I'll try to delay the test and see if I can find more information.
That is indeed weird, and in that case it would be a MSBuild bug (not that I am trying to ditch responsibility, but we are fully relying on ToolTask to do this). Let me know what you found and I will talk with msbuild team if there is problem in tooltask.
Great. I'll double check my analysis and try to get more info and get back to you
We ran into this issue in https://github.com/dotnet/sdk/pull/41198 CI.
The CI test step would time out after 30 min on each attempt.
After adding MSBUILDENSURESTDOUTFORTASKPROCESSES=1 the test step finishes in less than 4 min.
cc @ViktorHofer @rainersigwald @Forgind
On a hunch, can someone try setting MSBUILDNODEWINDOW to 1 to see if that also resolves the problem?
Actually, I guess I can do that. I'll try to get that started later today.
This is now on list of work for msbuild team, and me to fix. We still don't know where it is happening though. So if you have any additional info, or repro it would be very welcome. Especially double checking if vstest.console is or is not running while the hang is observed. And diagnostic logs of dotnet test.
There is a thing with WaitForExit() method when parent process reads stdout asynchronously. If there is a grandchild process started by child process, WaitForExit() of the parent process waits for exit of the grandchild. It blocks even when the child process exits.
I'm not saying it's the root cause in this situation, but it's possible. Our ToolTask uses WaitForExit(), so I can try to avoid this situation on our side.
Not sure if that would be related to https://github.com/dotnet/runtime/issues/103384
What I described relates to issue you mentioned. @Youssef1313, could you please try to find if there is a process that was started by the testhost and terminate it? If it unblocks the MSBuild, then the problem is in our codebase and should be fixed. The workaround is to use different overload of WaitForExit method.
I may not be able to re-test this soon-ish, but IIRC, when WaitForExit was stuck, I wasn't able to find a matching process id that's open. So it felt like that process already terminated but WaitForExit was still blocking and didn't return.
Yes, if testhost started another process with redirected output, then our WaitForExit will wait for the grandchild process to exit. So far I don't have another idea what is happening.
I implemented workaround but I had to revert my changes, because it caused problem with exit code :( Still, it would be great to know if there is hanging grandchild process. In that case, testing team could make change here and don't exit before their child process terminates.
This indeed happens when the test itself creates child processes (for instance: MSSQL localdb, or webdrivers/browsers) and fails to terminate these child processes. dotnet test will then indeed hang.
Still happens with SDK 9.0.100.
Looks to be connected to capturing process output:
This change adds an option to fully disable capturing standard output. Setting it unblocked my run: https://github.com/microsoft/vstest/pull/4998
VSTEST_DISABLE_STANDARD_OUTPUT_CAPTURING=1 env variable
BUT we've been capturing the output like this for a long time, we were just redirecting it to null. So it should be a workaround, and not a cause of the issue.

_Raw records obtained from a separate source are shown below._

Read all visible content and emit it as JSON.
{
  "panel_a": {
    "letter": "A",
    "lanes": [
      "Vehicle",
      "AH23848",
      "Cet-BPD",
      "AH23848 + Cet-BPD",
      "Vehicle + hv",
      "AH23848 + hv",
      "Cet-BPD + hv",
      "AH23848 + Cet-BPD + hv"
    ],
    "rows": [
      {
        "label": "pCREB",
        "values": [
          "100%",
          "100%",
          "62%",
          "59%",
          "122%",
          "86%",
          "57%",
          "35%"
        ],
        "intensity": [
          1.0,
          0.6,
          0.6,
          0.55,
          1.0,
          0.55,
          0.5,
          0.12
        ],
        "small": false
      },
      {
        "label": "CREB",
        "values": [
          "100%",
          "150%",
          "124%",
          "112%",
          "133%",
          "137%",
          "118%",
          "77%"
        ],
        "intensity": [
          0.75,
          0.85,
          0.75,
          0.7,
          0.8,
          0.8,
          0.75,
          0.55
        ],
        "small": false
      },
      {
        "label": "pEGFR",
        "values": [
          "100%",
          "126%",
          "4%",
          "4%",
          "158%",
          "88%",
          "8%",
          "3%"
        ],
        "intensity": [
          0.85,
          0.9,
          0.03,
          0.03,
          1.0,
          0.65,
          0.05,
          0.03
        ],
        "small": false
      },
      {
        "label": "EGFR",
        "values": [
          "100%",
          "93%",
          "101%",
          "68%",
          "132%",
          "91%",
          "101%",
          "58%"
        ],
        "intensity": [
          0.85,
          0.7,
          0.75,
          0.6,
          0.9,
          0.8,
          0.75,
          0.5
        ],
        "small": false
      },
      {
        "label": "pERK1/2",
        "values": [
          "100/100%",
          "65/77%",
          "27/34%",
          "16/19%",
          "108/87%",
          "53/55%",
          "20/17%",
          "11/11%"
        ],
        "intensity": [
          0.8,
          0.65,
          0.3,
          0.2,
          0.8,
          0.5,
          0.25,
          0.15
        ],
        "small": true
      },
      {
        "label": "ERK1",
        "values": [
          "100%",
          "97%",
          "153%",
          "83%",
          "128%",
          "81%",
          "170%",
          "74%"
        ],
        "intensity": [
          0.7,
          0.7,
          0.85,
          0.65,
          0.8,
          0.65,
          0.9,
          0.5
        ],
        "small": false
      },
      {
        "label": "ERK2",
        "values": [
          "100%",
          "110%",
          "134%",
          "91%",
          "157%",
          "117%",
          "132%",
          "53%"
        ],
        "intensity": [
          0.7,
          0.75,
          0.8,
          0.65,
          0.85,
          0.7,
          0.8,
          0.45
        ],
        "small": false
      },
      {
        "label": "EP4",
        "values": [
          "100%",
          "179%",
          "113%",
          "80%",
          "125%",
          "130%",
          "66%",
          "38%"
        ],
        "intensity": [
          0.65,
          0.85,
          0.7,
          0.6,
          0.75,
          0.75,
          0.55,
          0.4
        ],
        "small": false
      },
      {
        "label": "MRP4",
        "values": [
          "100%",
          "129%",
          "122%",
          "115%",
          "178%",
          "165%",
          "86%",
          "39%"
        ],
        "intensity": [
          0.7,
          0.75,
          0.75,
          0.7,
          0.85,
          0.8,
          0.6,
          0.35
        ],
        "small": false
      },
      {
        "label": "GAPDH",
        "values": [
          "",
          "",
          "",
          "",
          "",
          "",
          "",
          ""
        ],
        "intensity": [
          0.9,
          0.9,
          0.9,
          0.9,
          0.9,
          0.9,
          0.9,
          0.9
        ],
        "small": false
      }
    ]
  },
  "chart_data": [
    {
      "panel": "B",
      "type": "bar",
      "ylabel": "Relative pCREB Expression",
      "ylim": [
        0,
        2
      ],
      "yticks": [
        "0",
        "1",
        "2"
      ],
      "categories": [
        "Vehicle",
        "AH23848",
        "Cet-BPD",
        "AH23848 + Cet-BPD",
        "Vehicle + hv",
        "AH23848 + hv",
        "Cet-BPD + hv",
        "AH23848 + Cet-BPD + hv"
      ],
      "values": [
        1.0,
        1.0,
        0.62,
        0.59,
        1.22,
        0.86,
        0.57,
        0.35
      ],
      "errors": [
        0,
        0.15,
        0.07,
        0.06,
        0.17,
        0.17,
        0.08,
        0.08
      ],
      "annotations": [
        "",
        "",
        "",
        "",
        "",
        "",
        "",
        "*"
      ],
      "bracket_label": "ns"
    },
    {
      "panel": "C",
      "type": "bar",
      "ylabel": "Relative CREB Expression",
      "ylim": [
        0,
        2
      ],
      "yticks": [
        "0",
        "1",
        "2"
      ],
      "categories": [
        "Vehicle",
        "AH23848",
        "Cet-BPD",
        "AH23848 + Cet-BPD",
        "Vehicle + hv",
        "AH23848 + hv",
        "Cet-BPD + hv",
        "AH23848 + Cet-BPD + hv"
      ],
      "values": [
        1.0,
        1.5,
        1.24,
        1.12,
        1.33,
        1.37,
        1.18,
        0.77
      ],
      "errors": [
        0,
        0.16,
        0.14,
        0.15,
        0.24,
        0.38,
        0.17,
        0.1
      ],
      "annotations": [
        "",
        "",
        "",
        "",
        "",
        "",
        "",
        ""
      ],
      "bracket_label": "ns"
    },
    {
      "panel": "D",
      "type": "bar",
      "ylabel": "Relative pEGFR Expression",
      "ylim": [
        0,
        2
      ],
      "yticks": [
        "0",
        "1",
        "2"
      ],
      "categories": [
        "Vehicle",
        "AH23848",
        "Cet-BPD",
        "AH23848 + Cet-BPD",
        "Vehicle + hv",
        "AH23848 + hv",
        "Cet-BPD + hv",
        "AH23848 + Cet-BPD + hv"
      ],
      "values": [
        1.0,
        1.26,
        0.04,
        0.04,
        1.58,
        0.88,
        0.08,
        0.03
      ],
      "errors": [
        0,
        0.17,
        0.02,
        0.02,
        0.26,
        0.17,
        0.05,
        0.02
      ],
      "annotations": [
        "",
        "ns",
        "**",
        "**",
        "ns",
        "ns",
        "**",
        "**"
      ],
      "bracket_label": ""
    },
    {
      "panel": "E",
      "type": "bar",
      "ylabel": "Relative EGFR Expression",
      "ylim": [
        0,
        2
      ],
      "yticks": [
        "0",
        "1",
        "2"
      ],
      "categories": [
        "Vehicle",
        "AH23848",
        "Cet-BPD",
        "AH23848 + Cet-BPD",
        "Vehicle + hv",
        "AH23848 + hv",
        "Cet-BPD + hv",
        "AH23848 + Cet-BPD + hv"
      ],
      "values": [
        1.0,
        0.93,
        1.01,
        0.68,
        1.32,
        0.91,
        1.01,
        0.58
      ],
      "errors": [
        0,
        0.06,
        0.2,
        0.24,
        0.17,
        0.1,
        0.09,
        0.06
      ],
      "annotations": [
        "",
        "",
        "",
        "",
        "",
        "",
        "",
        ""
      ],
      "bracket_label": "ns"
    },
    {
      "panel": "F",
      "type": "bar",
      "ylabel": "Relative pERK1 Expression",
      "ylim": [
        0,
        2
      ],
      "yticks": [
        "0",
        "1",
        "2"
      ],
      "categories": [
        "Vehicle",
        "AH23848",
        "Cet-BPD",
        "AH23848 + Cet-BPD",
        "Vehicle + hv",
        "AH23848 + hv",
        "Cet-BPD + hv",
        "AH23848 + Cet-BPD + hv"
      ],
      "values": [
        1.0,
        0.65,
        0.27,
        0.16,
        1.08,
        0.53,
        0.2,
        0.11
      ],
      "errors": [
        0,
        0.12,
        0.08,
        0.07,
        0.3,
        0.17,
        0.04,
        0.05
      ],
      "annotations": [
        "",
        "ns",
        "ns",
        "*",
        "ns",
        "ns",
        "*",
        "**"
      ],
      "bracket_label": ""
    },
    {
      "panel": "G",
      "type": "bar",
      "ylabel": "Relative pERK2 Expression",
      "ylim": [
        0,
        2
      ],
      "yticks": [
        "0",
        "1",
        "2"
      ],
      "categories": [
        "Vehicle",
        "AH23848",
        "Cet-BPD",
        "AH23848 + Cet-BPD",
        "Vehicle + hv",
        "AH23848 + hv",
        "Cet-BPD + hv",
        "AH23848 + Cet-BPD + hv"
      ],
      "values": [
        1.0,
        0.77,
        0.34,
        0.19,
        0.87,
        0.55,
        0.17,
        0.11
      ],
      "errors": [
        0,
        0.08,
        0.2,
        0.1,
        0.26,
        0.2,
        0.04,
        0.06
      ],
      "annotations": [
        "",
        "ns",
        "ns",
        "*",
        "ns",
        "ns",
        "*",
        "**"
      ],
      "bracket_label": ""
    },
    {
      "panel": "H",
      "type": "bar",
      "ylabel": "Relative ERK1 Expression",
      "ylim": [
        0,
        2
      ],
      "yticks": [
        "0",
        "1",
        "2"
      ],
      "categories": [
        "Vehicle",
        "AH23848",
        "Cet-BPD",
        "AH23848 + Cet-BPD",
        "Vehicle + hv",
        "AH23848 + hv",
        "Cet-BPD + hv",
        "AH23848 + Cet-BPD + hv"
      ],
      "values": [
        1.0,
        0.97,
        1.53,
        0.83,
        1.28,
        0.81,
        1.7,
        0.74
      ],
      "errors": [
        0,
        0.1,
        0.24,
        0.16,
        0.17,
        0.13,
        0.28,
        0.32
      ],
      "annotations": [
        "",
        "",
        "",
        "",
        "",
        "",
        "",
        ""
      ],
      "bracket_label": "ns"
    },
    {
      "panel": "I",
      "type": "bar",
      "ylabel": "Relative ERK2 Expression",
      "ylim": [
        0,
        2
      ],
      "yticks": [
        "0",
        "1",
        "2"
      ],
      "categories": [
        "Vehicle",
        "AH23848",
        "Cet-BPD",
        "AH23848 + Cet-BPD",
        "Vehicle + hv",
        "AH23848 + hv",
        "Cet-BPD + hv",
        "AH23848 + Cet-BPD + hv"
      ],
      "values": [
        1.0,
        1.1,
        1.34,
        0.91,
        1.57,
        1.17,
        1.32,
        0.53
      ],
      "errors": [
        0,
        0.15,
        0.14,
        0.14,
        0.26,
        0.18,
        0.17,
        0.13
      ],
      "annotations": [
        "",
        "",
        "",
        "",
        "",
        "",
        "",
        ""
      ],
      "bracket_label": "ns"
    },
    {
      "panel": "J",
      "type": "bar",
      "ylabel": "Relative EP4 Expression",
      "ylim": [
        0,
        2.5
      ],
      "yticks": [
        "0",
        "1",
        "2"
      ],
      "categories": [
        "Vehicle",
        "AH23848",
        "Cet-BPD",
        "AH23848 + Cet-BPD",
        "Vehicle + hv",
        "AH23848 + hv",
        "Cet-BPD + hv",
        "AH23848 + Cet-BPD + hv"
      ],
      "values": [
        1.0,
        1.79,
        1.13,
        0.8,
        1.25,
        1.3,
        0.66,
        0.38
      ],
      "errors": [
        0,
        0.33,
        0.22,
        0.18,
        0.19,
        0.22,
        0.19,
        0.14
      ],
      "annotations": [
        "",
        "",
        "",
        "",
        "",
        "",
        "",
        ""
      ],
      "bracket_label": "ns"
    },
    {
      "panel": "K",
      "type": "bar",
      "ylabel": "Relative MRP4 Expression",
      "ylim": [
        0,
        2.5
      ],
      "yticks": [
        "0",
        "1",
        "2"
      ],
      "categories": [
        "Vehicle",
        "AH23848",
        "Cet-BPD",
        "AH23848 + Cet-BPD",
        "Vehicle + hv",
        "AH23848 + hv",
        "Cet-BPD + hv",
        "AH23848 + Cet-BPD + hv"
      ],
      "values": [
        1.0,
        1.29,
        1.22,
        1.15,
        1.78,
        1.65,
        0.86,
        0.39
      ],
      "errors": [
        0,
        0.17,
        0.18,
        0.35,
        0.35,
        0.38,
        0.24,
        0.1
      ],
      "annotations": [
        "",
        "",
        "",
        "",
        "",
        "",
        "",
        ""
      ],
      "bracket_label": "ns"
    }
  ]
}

https://github.com/nohwnd/Cuemon/blob/3126ca48266b9ad493524a06ea9b77c79e907a30/.github/workflows/pipelines.yml#L157-L158
Actually no matter what I do I cannot repro the hang when running on 9.0.100, so I am not sure if the option above did anything.
I can confirm this is now working for Uno: https://github.com/unoplatform/uno/pull/18841
OP confirmed this is working for them now.
@Sebazzz do you have a repro of your problem please? If it still does repro, please start a new issue.